National Summit Urges Action to Improve Workforce Health and Productivity
Senior ORC consultant Ann Brockhaus was among a group of more than 30 national experts in workforce health and productivity who issued a call for action to U.S. employers, urging them to adopt health-prevention measures for their employees to avert the “dire consequences” of chronic disease and changing demographic trends in the workplace.
As a follow-up to its first-ever Workforce Health and Productivity Summit, held earlier this month in Santa Ana Pueblo, New Mexico, the group has issued 10 consensus statements, accompanied by a list of recommendations intended to enhance worker health, strengthen the health care system, and benefit the nation’s economy by focusing attention on the unique relationship between workforce health and productivity.
Among the group’s conclusions: Not enough employers are familiar with the fundamental linkage between health and productivity, nor are they utilizing the many resources and tools already available to help build a healthier workforce. A more consistent system of workforce health measurement is needed and the nation’s employees must be engaged with employers as partners in a system-wide effort to improve health.

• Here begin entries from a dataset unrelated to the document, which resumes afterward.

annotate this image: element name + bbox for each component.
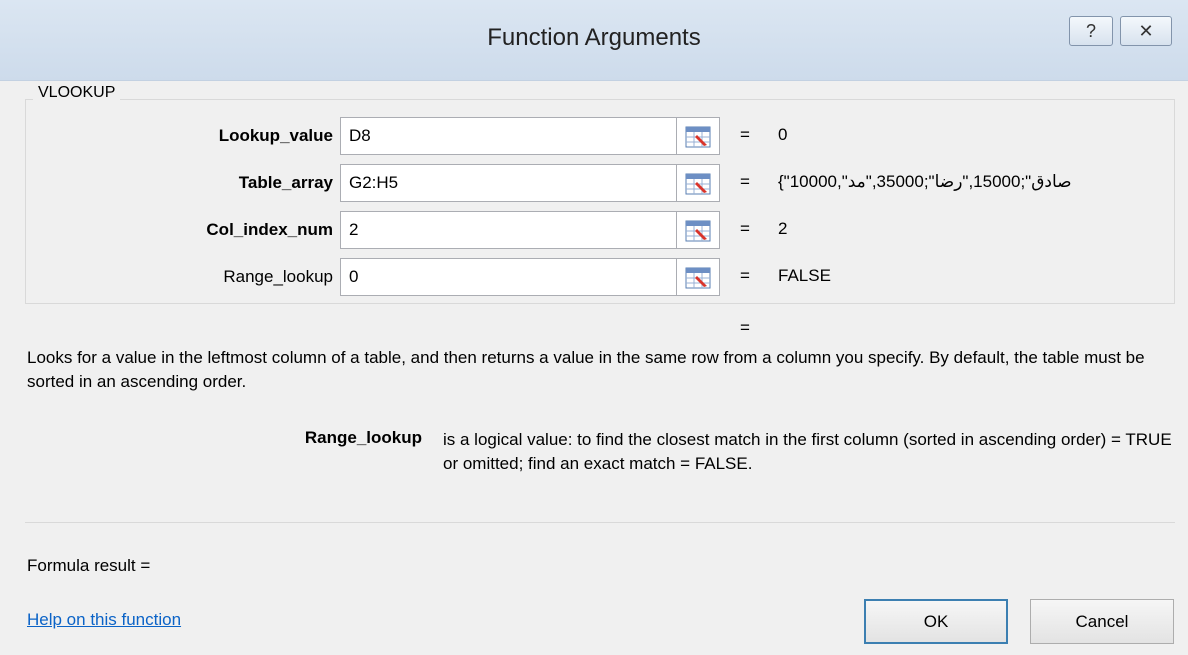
ok-button[interactable]: OK — [864, 599, 1008, 644]
range-select-icon — [685, 126, 711, 148]
function-name: VLOOKUP — [33, 84, 121, 102]
argument-row-table-array: Table_array G2:H5 = {"10000,"صادق";15000,… — [0, 163, 1188, 203]
argument-label: Lookup_value — [218, 126, 333, 145]
close-button[interactable]: ✕ — [1120, 16, 1172, 46]
title-bar: Function Arguments ? ✕ — [0, 0, 1188, 81]
argument-result: = 0 — [740, 125, 788, 144]
collapse-dialog-button[interactable] — [677, 258, 720, 296]
col-index-num-input[interactable]: 2 — [340, 211, 677, 249]
lookup-value-input[interactable]: D8 — [340, 117, 677, 155]
range-select-icon — [685, 220, 711, 242]
range-lookup-input[interactable]: 0 — [340, 258, 677, 296]
argument-row-range-lookup: Range_lookup 0 = FALSE — [0, 257, 1188, 297]
collapse-dialog-button[interactable] — [677, 117, 720, 155]
argument-row-lookup-value: Lookup_value D8 = 0 — [0, 116, 1188, 156]
formula-result-label: Formula result = — [27, 556, 151, 575]
argument-label: Col_index_num — [206, 220, 333, 239]
argument-result: = {"10000,"صادق";15000,"رضا";35000,"مد — [740, 172, 1072, 191]
cancel-button[interactable]: Cancel — [1030, 599, 1174, 644]
collapse-dialog-button[interactable] — [677, 164, 720, 202]
help-on-function-link[interactable]: Help on this function — [27, 610, 181, 630]
function-description: Looks for a value in the leftmost column… — [27, 348, 1145, 391]
argument-label: Table_array — [238, 173, 333, 192]
help-button[interactable]: ? — [1069, 16, 1113, 46]
collapse-dialog-button[interactable] — [677, 211, 720, 249]
divider — [25, 522, 1175, 523]
table-array-input[interactable]: G2:H5 — [340, 164, 677, 202]
argument-result: = 2 — [740, 219, 788, 238]
dialog-title: Function Arguments — [487, 24, 701, 51]
function-result-equals: = — [740, 318, 750, 337]
argument-result: = FALSE — [740, 266, 831, 285]
range-select-icon — [685, 173, 711, 195]
parameter-help-text: is a logical value: to find the closest … — [443, 430, 1172, 473]
argument-row-col-index-num: Col_index_num 2 = 2 — [0, 210, 1188, 250]
range-select-icon — [685, 267, 711, 289]
argument-label: Range_lookup — [223, 267, 333, 286]
parameter-help-name: Range_lookup — [304, 428, 422, 447]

The group called for a number of action steps, such as an effort to include workforce health policy as a fundamental part of the health care system reform debate. At the individual employer level, Brockhaus said, “The most innovative are taking a ‘big picture’ view of the total health of their employees by addressing both on and off the job causes of ill health.”
The American College of Occupational and Environmental Medicine (ACOEM) and the Integrated Benefits Institute (IBI) organized the event, with funding by Sanofi-Aventis. ACOEM and IBI cite the aging American workforce and the rise of chronic health conditions among all workers as key factors driving the need for adoption of health and productivity strategies aimed at the workforce. Some studies suggest that more than 80% of medical spending goes toward care for chronic conditions, such as diabetes, depression, and cancer. The impact of these conditions on costs in U.S. companies is estimated to average nearly $13,000 per employee annually.